Published: 8 September 2009



Caspase-independent apoptotic pathways are suggested as a mechanism for the delayed neuronal death following ischemic insult. However, the underlying signalling mechanisms are largely unknown. Recent studies imply the involvement of several mitochondrial proteins, including endonuclease G (EndoG) and Bcl-2/adenovirus E1B 19 kDa-interacting protein (BNIP3), in the pathway of non-neuronal cells.

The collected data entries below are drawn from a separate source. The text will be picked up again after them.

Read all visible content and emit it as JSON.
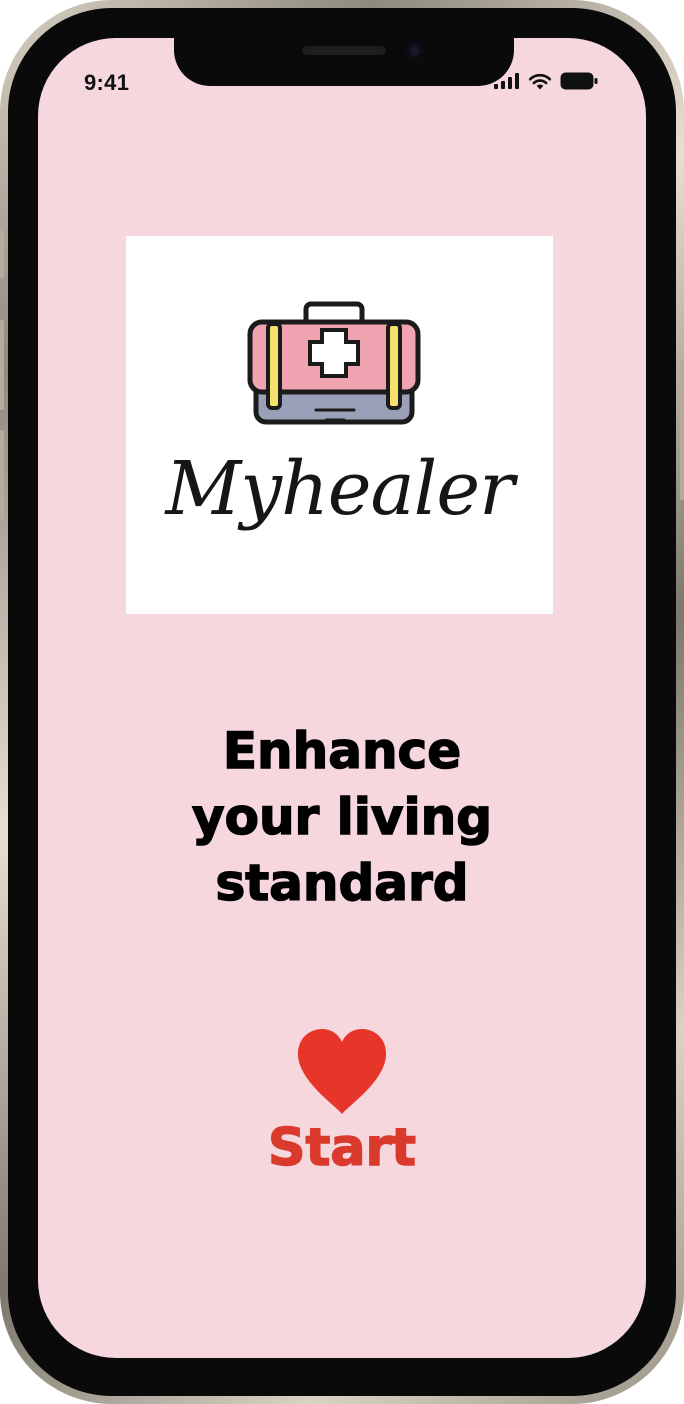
{
  "status_bar": {
    "time": "9:41",
    "icons": [
      "cellular-signal-icon",
      "wifi-icon",
      "battery-icon"
    ]
  },
  "logo": {
    "icon": "medical-kit-icon",
    "brand_name": "Myhealer"
  },
  "tagline": {
    "line1": "Enhance",
    "line2": "your living",
    "line3": "standard"
  },
  "start": {
    "icon": "heart-icon",
    "label": "Start",
    "color": "#d93a2c"
  },
  "colors": {
    "screen_background": "#f6d7de",
    "logo_background": "#ffffff",
    "accent": "#e8352a"
  }
}
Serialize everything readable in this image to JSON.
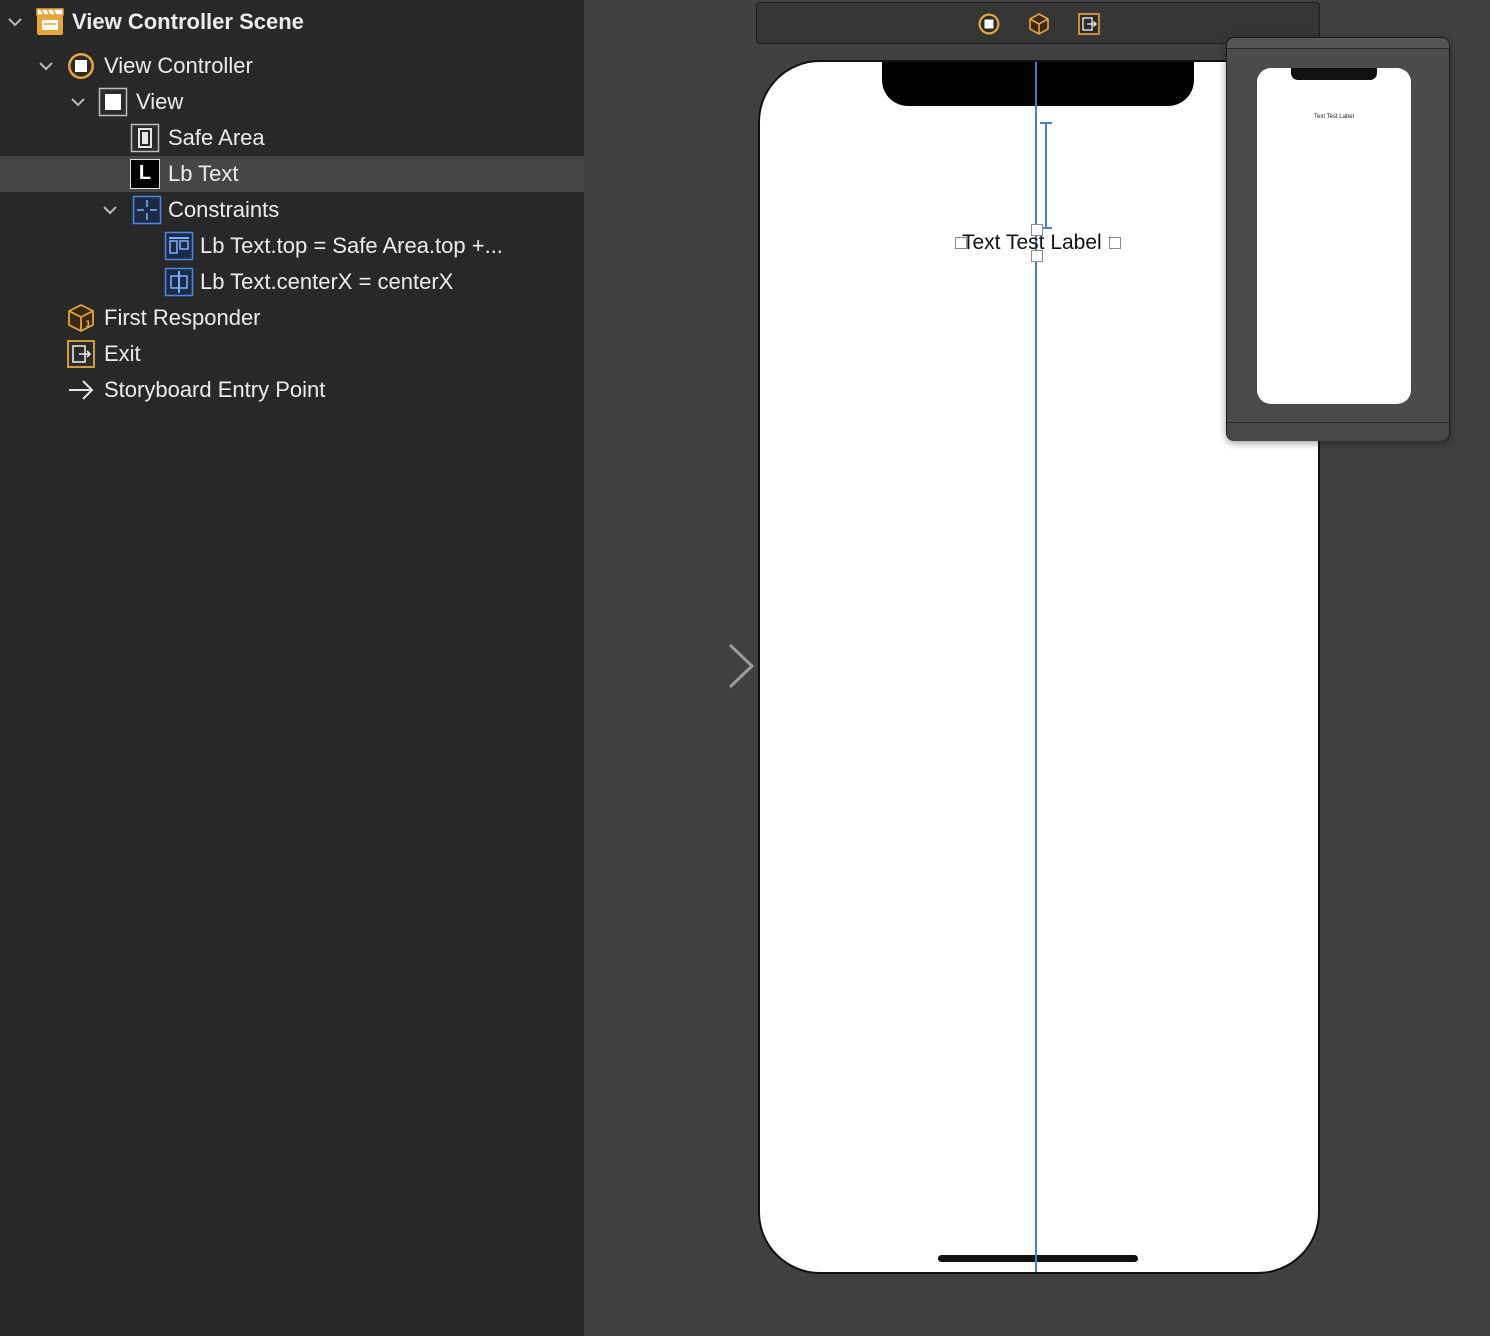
{
  "outline": {
    "scene_title": "View Controller Scene",
    "view_controller": "View Controller",
    "view": "View",
    "safe_area": "Safe Area",
    "lb_text": "Lb Text",
    "constraints": "Constraints",
    "constraint_top": "Lb Text.top = Safe Area.top +...",
    "constraint_centerx": "Lb Text.centerX = centerX",
    "first_responder": "First Responder",
    "exit": "Exit",
    "entry_point": "Storyboard Entry Point",
    "label_icon_glyph": "L"
  },
  "canvas": {
    "label_text": "Text Test Label",
    "preview_label_text": "Text Test Label"
  },
  "colors": {
    "accent_orange": "#e7a53a",
    "constraint_blue": "#4a7ec7",
    "selection": "#464646"
  }
}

In this report, using western blot analysis and immunocytochemistry, we found that EndoG upregulates and translocates from mitochondria to nucleus in a time-dependent manner in cultured hippocampal neurons following oxygen-glucose deprivation (OGD). Moreover, the translocation of EndoG occurs hours before the observable nuclear pyknosis. Importantly, the mitochondrial upregulation of BNIP3 precedes the translocation of EndoG. Forced expression of BNIP3 increases the nuclear translocation of EndoG and neuronal death while knockdown of BNIP3 decreases the OGD-induced nuclear translocation of EndoG and neuronal death.


These results suggest that BNIP3 and EndoG play important roles in hippocampal neuronal apoptosis following ischemia, and mitochondrial BNIP3 is a signal protein upstream of EndoG that can induce neuronal death.